About This Site
Drunk Driver Settlement Calculator is an independent legal research resource. We are not a law firm, and we do not provide legal advice. We aggregate publicly available data to help accident victims understand the settlement landscape before speaking with an attorney.
What We Do
We collect and analyze settlement data from three primary sources: NHTSA crash statistics, state court public records, and American Bar Foundation research on litigation outcomes. We then build state-specific and city-specific settlement calculators that apply real legal variables — fault rules, statutes of limitations, punitive damages caps, and dram shop laws — to produce estimates that are meaningfully more accurate than generic national averages.
Every page on this site references the actual statute governing DUI cases in that state. Every settlement range is derived from documented court data. We do not invent numbers. We do not inflate estimates to attract leads. Our job is to give you accurate information before you enter any negotiation.
Who We Are
We are independent legal researchers with backgrounds in data analysis and legal publishing. We are not attorneys, and nothing on this site should be construed as legal advice. We operate similarly to legal information publishers like Nolo, FindLaw, and Avvo — we provide research; licensed attorneys provide counsel.

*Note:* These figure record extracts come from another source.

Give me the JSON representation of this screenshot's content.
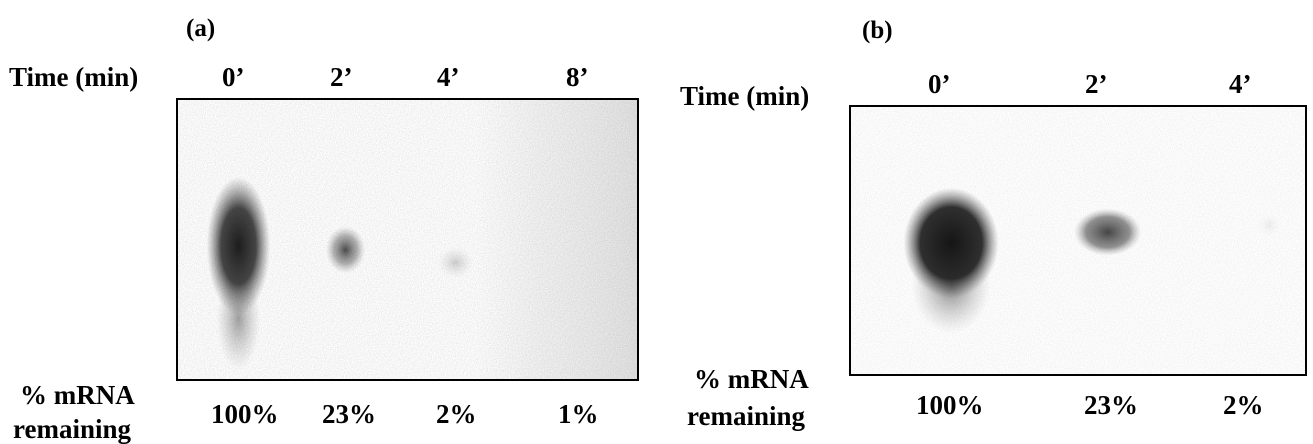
{
  "panel_a": {
    "label": "(a)",
    "time_label": "Time (min)",
    "lanes": [
      "0’",
      "2’",
      "4’",
      "8’"
    ],
    "remaining_label_line1": "% mRNA",
    "remaining_label_line2": "remaining",
    "percents": [
      "100%",
      "23%",
      "2%",
      "1%"
    ]
  },
  "panel_b": {
    "label": "(b)",
    "time_label": "Time (min)",
    "lanes": [
      "0’",
      "2’",
      "4’"
    ],
    "remaining_label_line1": "% mRNA",
    "remaining_label_line2": "remaining",
    "percents": [
      "100%",
      "23%",
      "2%"
    ]
  }
}
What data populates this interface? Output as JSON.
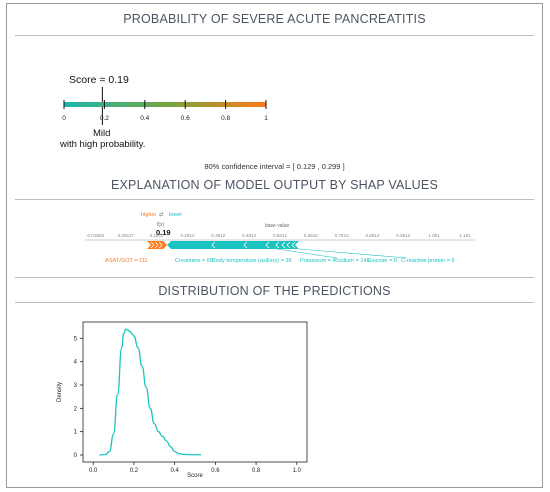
{
  "header": {
    "title": "PROBABILITY OF SEVERE ACUTE PANCREATITIS"
  },
  "gauge": {
    "score_label": "Score = 0.19",
    "score": 0.19,
    "ticks": [
      "0",
      "0.2",
      "0.4",
      "0.6",
      "0.8",
      "1"
    ],
    "category": "Mild",
    "probability_text": "with high probability.",
    "colors": {
      "low": "#19b7ad",
      "mid": "#7ea33b",
      "high": "#ff7a1a"
    }
  },
  "confidence": {
    "text": "80% confidence interval = [ 0.129 , 0.299 ]"
  },
  "shap": {
    "title": "EXPLANATION OF MODEL OUTPUT BY SHAP VALUES",
    "legend_higher": "higher",
    "legend_lower": "lower",
    "legend_fx": "f(x)",
    "value_label": "0.19",
    "base_value_label": "base value",
    "axis_ticks": [
      "-0.01883",
      "0.08117",
      "0.1812",
      "0.2812",
      "0.3812",
      "0.4812",
      "0.5812",
      "0.6812",
      "0.7812",
      "0.8812",
      "0.9812",
      "1.081",
      "1.181"
    ],
    "positive_features": [
      "ASAT/GOT = 111"
    ],
    "negative_features": [
      "Creatinine = 65",
      "Body temperature (axillary) = 36",
      "Potassium = 4",
      "Sodium = 141",
      "Glucose = 6",
      "C-reactive protein = 6"
    ],
    "colors": {
      "positive": "#ff7a1a",
      "negative": "#19c3bf"
    }
  },
  "distribution": {
    "title": "DISTRIBUTION OF THE PREDICTIONS",
    "xlabel": "Score",
    "ylabel": "Density",
    "x_ticks": [
      "0.0",
      "0.2",
      "0.4",
      "0.6",
      "0.8",
      "1.0"
    ],
    "y_ticks": [
      "0",
      "1",
      "2",
      "3",
      "4",
      "5"
    ],
    "line_color": "#19c3bf"
  },
  "chart_data": {
    "type": "line",
    "title": "DISTRIBUTION OF THE PREDICTIONS",
    "xlabel": "Score",
    "ylabel": "Density",
    "xlim": [
      -0.05,
      1.05
    ],
    "ylim": [
      -0.3,
      5.7
    ],
    "x": [
      0.03,
      0.06,
      0.08,
      0.1,
      0.12,
      0.14,
      0.15,
      0.16,
      0.17,
      0.18,
      0.19,
      0.2,
      0.22,
      0.24,
      0.26,
      0.28,
      0.3,
      0.32,
      0.34,
      0.36,
      0.38,
      0.4,
      0.42,
      0.45,
      0.5,
      0.53
    ],
    "y": [
      0.0,
      0.02,
      0.15,
      0.9,
      2.6,
      4.6,
      5.2,
      5.4,
      5.35,
      5.3,
      5.2,
      5.1,
      4.6,
      3.8,
      2.9,
      2.0,
      1.35,
      1.0,
      0.8,
      0.6,
      0.35,
      0.15,
      0.06,
      0.02,
      0.01,
      0.01
    ]
  }
}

We partner with licensed personal injury attorneys in each state we cover. When you submit a case evaluation request, your information goes to a licensed attorney in your state — not to a call center or lead broker. We take our responsibility to accident victims seriously.
Our Data Sources
- NHTSA Crash Data System — city and state-level DUI crash statistics
- State bar associations — attorney fee structures and disciplinary data
- State court public records — settlement data aggregated by injury type and case outcome
- American Bar Foundation — litigation finance and outcome research
- State-specific DUI statutes — cited directly on each page
Coverage
We currently cover 8 states: Texas, California, Florida, New York, Georgia, Illinois, Arizona, and Ohio. These states collectively account for approximately 47% of all DUI crashes in the United States. We plan to expand to all 50 states.
Accuracy & Limitations
Settlement estimates on this site are statistical ranges — not predictions. Individual case outcomes depend on factors this calculator cannot assess: specific insurance policy limits, the strength of evidence, local jury tendencies, and the specific facts of your accident. The estimates are useful for understanding the range of outcomes and for informed conversations with an attorney — not for making legal decisions independently.